Select (oldWakenUp) is used to record the number of times the selectCnt method has been executed and whether selectNow() has been executed. If the empty polling bug of epoll is triggered, the selector. Select (timeoutMillis) is executed repeatedly, and the variable selectCnt becomes larger. When the selectCnt reaches the threshold (512 by default), Then execute the rebuildSelector method to rebuild the selector and solve the bug of 100% CPU usage.

The rebuildSelector method starts by creating a new selector using the openSelector method. And then cancel the selectionKey of the old selector. Finally, the old selector’s channel is re-registered with the new selector. After rebuild, you need to re-execute the selectNow method to check whether the selectionKey is ready.

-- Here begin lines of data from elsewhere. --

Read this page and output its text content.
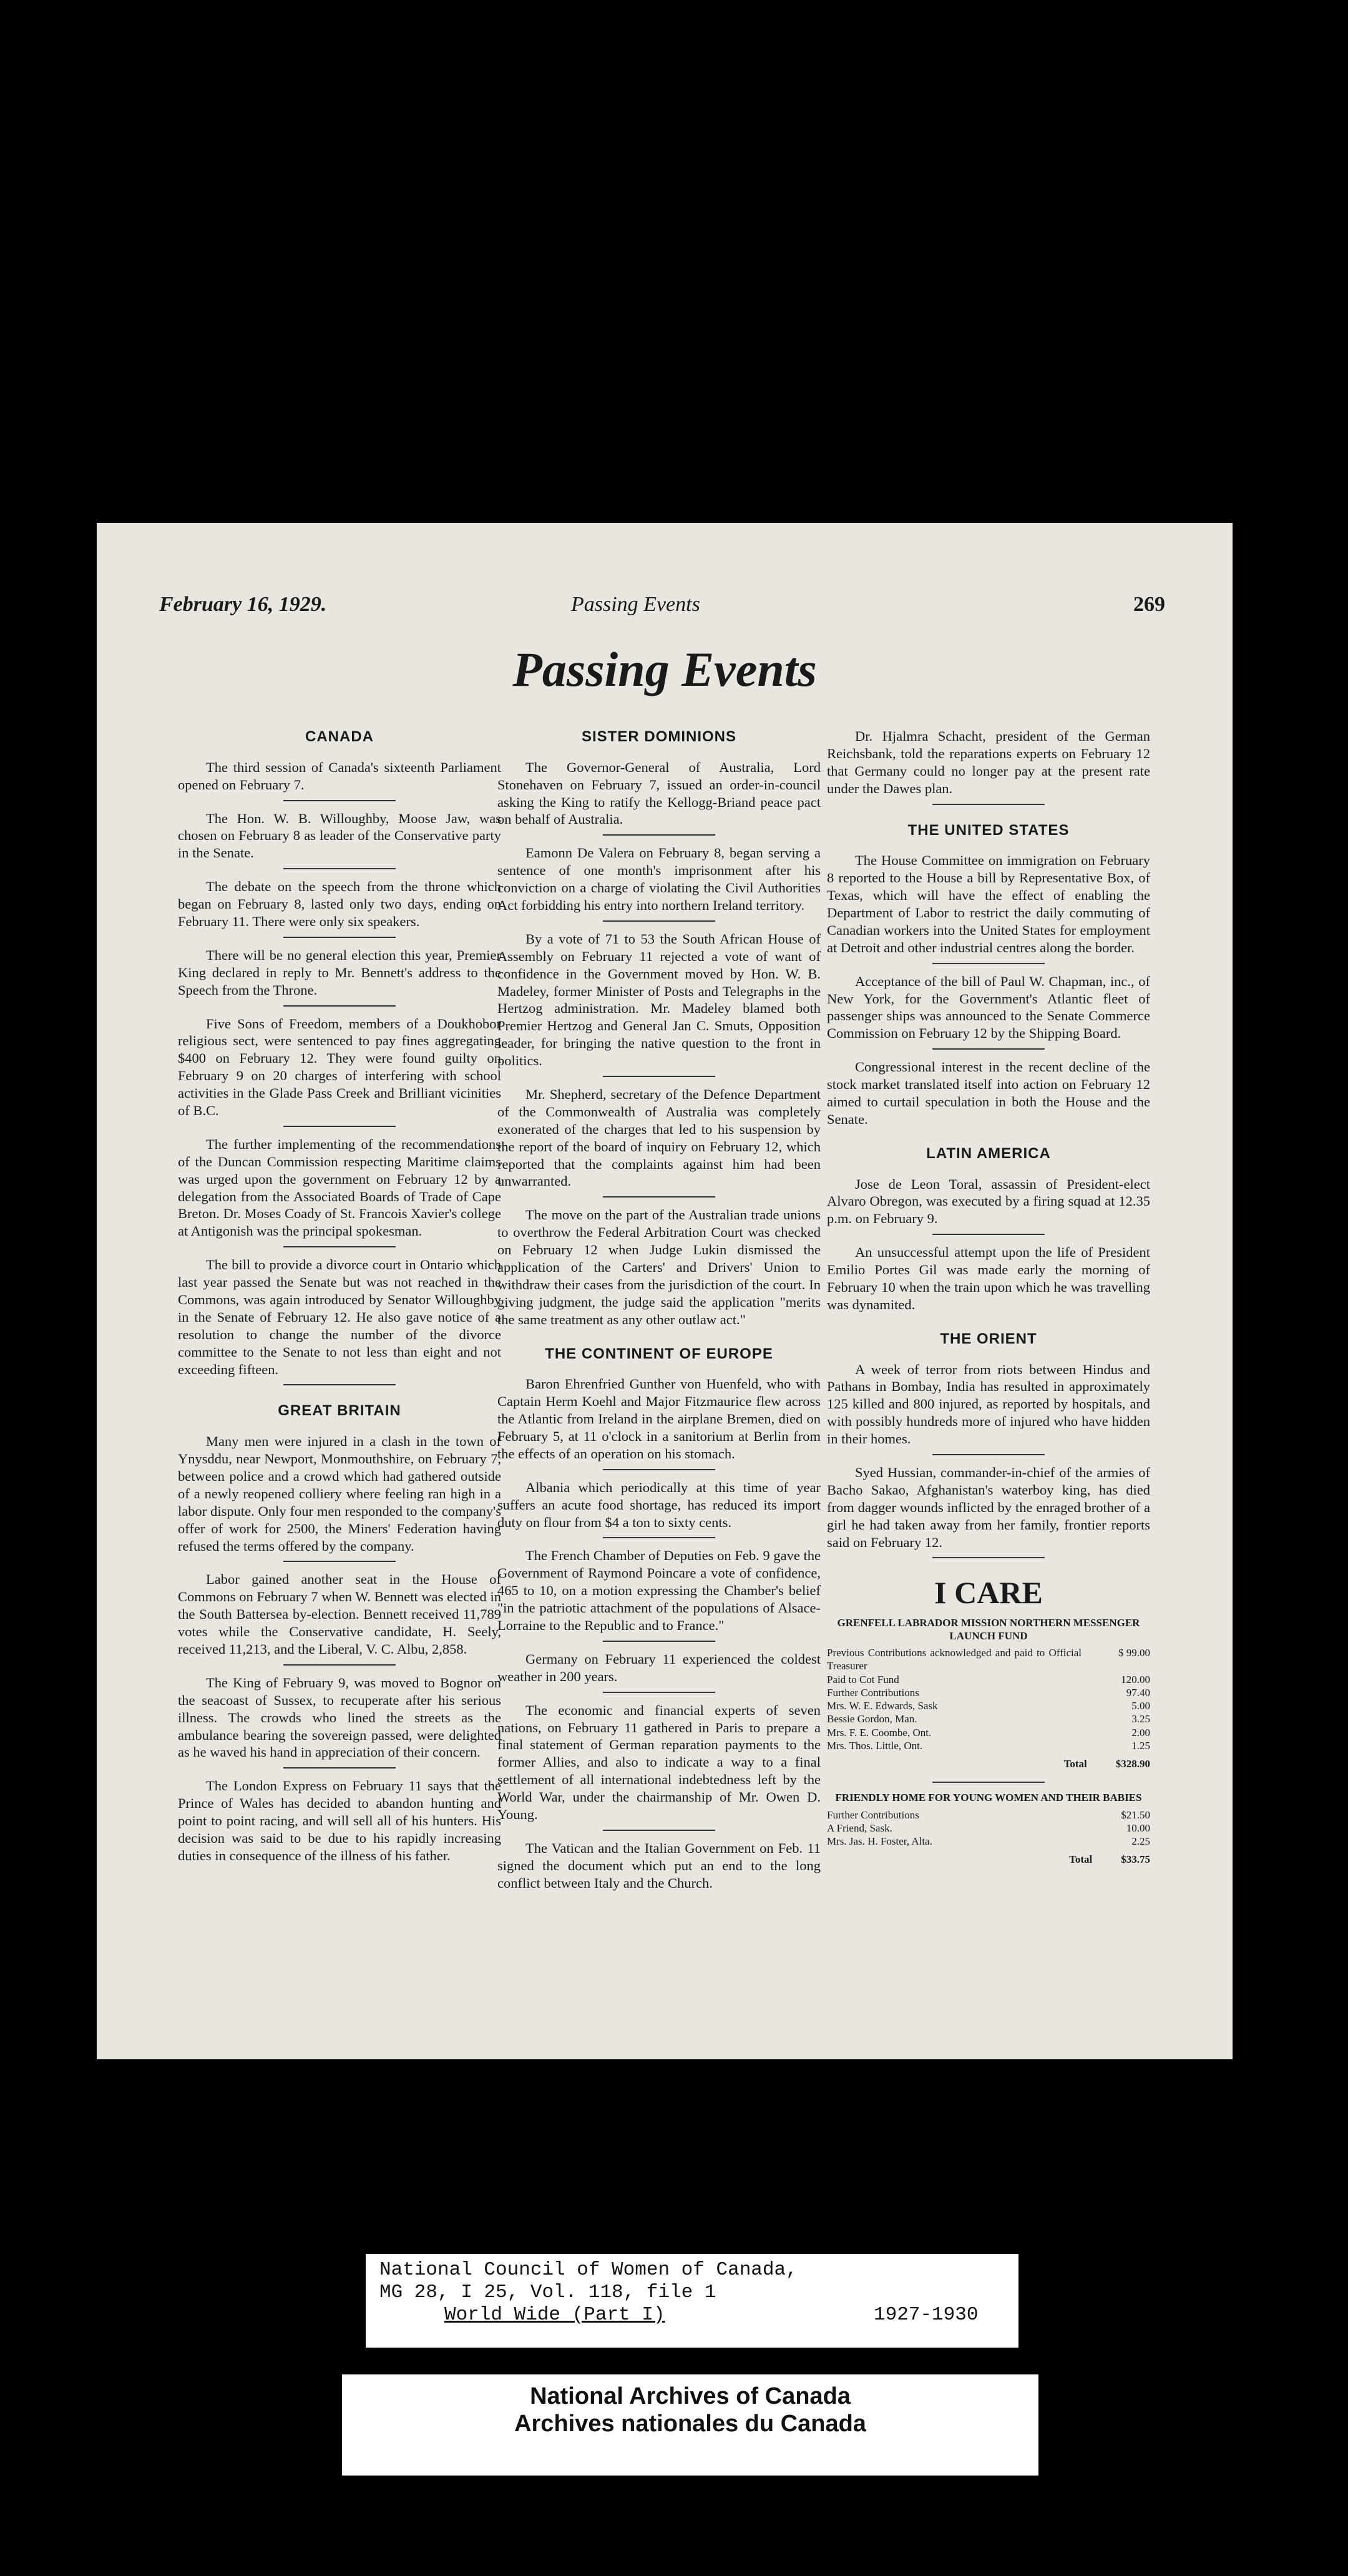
February 16, 1929.	Passing Events	269
Passing Events
CANADA

The third session of Canada's sixteenth Parliament opened on February 7.

The Hon. W. B. Willoughby, Moose Jaw, was chosen on February 8 as leader of the Conservative party in the Senate.

The debate on the speech from the throne which began on February 8, lasted only two days, ending on February 11. There were only six speakers.

There will be no general election this year, Premier King declared in reply to Mr. Bennett's address to the Speech from the Throne.

Five Sons of Freedom, members of a Doukhobor religious sect, were sentenced to pay fines aggregating $400 on February 12. They were found guilty on February 9 on 20 charges of interfering with school activities in the Glade Pass Creek and Brilliant vicinities of B.C.

The further implementing of the recommendations of the Duncan Commission respecting Maritime claims was urged upon the government on February 12 by a delegation from the Associated Boards of Trade of Cape Breton. Dr. Moses Coady of St. Francois Xavier's college at Antigonish was the principal spokesman.

The bill to provide a divorce court in Ontario which last year passed the Senate but was not reached in the Commons, was again introduced by Senator Willoughby in the Senate of February 12. He also gave notice of a resolution to change the number of the divorce committee to the Senate to not less than eight and not exceeding fifteen.

GREAT BRITAIN

Many men were injured in a clash in the town of Ynysddu, near Newport, Monmouthshire, on February 7, between police and a crowd which had gathered outside of a newly reopened colliery where feeling ran high in a labor dispute. Only four men responded to the company's offer of work for 2500, the Miners' Federation having refused the terms offered by the company.

Labor gained another seat in the House of Commons on February 7 when W. Bennett was elected in the South Battersea by-election. Bennett received 11,789 votes while the Conservative candidate, H. Seely, received 11,213, and the Liberal, V. C. Albu, 2,858.

The King of February 9, was moved to Bognor on the seacoast of Sussex, to recuperate after his serious illness. The crowds who lined the streets as the ambulance bearing the sovereign passed, were delighted as he waved his hand in appreciation of their concern.

The London Express on February 11 says that the Prince of Wales has decided to abandon hunting and point to point racing, and will sell all of his hunters. His decision was said to be due to his rapidly increasing duties in consequence of the illness of his father.

SISTER DOMINIONS

The Governor-General of Australia, Lord Stonehaven on February 7, issued an order-in-council asking the King to ratify the Kellogg-Briand peace pact on behalf of Australia.

Eamonn De Valera on February 8, began serving a sentence of one month's imprisonment after his conviction on a charge of violating the Civil Authorities Act forbidding his entry into northern Ireland territory.

By a vote of 71 to 53 the South African House of Assembly on February 11 rejected a vote of want of confidence in the Government moved by Hon. W. B. Madeley, former Minister of Posts and Telegraphs in the Hertzog administration. Mr. Madeley blamed both Premier Hertzog and General Jan C. Smuts, Opposition leader, for bringing the native question to the front in politics.

Mr. Shepherd, secretary of the Defence Department of the Commonwealth of Australia was completely exonerated of the charges that led to his suspension by the report of the board of inquiry on February 12, which reported that the complaints against him had been unwarranted.

The move on the part of the Australian trade unions to overthrow the Federal Arbitration Court was checked on February 12 when Judge Lukin dismissed the application of the Carters' and Drivers' Union to withdraw their cases from the jurisdiction of the court. In giving judgment, the judge said the application "merits the same treatment as any other outlaw act."

THE CONTINENT OF EUROPE

Baron Ehrenfried Gunther von Huenfeld, who with Captain Herm Koehl and Major Fitzmaurice flew across the Atlantic from Ireland in the airplane Bremen, died on February 5, at 11 o'clock in a sanitorium at Berlin from the effects of an operation on his stomach.

Albania which periodically at this time of year suffers an acute food shortage, has reduced its import duty on flour from $4 a ton to sixty cents.

The French Chamber of Deputies on Feb. 9 gave the Government of Raymond Poincare a vote of confidence, 465 to 10, on a motion expressing the Chamber's belief "in the patriotic attachment of the populations of Alsace-Lorraine to the Republic and to France."

Germany on February 11 experienced the coldest weather in 200 years.

The economic and financial experts of seven nations, on February 11 gathered in Paris to prepare a final statement of German reparation payments to the former Allies, and also to indicate a way to a final settlement of all international indebtedness left by the World War, under the chairmanship of Mr. Owen D. Young.

The Vatican and the Italian Government on Feb. 11 signed the document which put an end to the long conflict between Italy and the Church.

Dr. Hjalmra Schacht, president of the German Reichsbank, told the reparations experts on February 12 that Germany could no longer pay at the present rate under the Dawes plan.

THE UNITED STATES

The House Committee on immigration on February 8 reported to the House a bill by Representative Box, of Texas, which will have the effect of enabling the Department of Labor to restrict the daily commuting of Canadian workers into the United States for employment at Detroit and other industrial centres along the border.

Acceptance of the bill of Paul W. Chapman, inc., of New York, for the Government's Atlantic fleet of passenger ships was announced to the Senate Commerce Commission on February 12 by the Shipping Board.

Congressional interest in the recent decline of the stock market translated itself into action on February 12 aimed to curtail speculation in both the House and the Senate.

LATIN AMERICA

Jose de Leon Toral, assassin of President-elect Alvaro Obregon, was executed by a firing squad at 12.35 p.m. on February 9.

An unsuccessful attempt upon the life of President Emilio Portes Gil was made early the morning of February 10 when the train upon which he was travelling was dynamited.

THE ORIENT

A week of terror from riots between Hindus and Pathans in Bombay, India has resulted in approximately 125 killed and 800 injured, as reported by hospitals, and with possibly hundreds more of injured who have hidden in their homes.

Syed Hussian, commander-in-chief of the armies of Bacho Sakao, Afghanistan's waterboy king, has died from dagger wounds inflicted by the enraged brother of a girl he had taken away from her family, frontier reports said on February 12.

I CARE
GRENFELL LABRADOR MISSION NORTHERN MESSENGER LAUNCH FUND
Previous Contributions acknowledged and paid to Official Treasurer
$ 99.00
Paid to Cot Fund	120.00
Further Contributions	97.40
Mrs. W. E. Edwards, Sask	5.00
Bessie Gordon, Man.	3.25
Mrs. F. E. Coombe, Ont.	2.00
Mrs. Thos. Little, Ont.	1.25
Total	$328.90
FRIENDLY HOME FOR YOUNG WOMEN AND THEIR BABIES
Further Contributions	$21.50
A Friend, Sask.	10.00
Mrs. Jas. H. Foster, Alta.	2.25
Total	$33.75
National Council of Women of Canada,
MG 28, I 25, Vol. 118, file 1
World Wide (Part I)	1927-1930
National Archives of Canada
Archives nationales du Canada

The processSelectedKeys method (which handles the I/O task) is then called when selectedKeys! = null, call processSelectedKeysOptimized method, Iterating selectedKeys gets the selectkey of the ready IO event stored in the array selectedKeys, then calls processSelectedKey for each event to handle it, ProcessSelectedKey handles OP_READ; OP_WRITE; OP_CONNECT events.

The last call runAllTasks method (IO), the method first calls the fetchFromScheduledTaskQueue method, The scheduledTaskQueue tasks that have exceeded the execution delay time are moved to the taskQueue to wait for execution. Then the tasks are executed from the taskQueue one by one. If the execution time of 64 tasks exceeds the preset execution time, the execution time is checked. Stop non-I/O tasks to prevent I/O task execution from being affected by too many non-I/O tasks.

Each NioEventLoop corresponds to a thread and a Selector. The NioServerSocketChannel will actively register with a Selector of a NioEventLoop, which is responsible for event polling.

Outbound events are request events. The initiator is Channel, and the handler is unsafe. Outbound events are notified through an unsafe event, and the propagation direction is from tail to head. The initiator of an Inbound event is an unsafe event. The handler of an event is a Channel, which is a notification event. The propagation direction is from beginning to end.

For the memory management mechanism, a large Chunk of memory Arena will be pre-applied for. Arena consists of many chunks, and each Chunk consists of 2048 pages by default. Chunk organizes pages in an AVL tree, with each leaf node representing a Page and the middle node representing an area of memory, and the node itself records its offset address across the Arena. When the region is allocated, the marker bits on the intermediate node are marked, indicating that all nodes below the intermediate node have been allocated. The poolChunkList allocates memory larger than 8K, and PoolSubpage allocates memory smaller than 8K, which splits a page into multiple segments for memory allocation.

ByteBuf supports automatic capacity expansion (4M), ensures that the PUT method will not throw exceptions, and realizes zero-copy through the built-in compound buffer type. There is no need to call flip() to switch the read/write mode; read and write indexes are separate; Methods chain; Use counting based on AtomicIntegerFieldUpdater for memory collection; PooledByteBuf uses a binary tree to implement a memory pool that centrally manages the allocation and release of memory without creating a new buffer object for each use. UnpooledHeapByteBuf creates a new buffer object each time.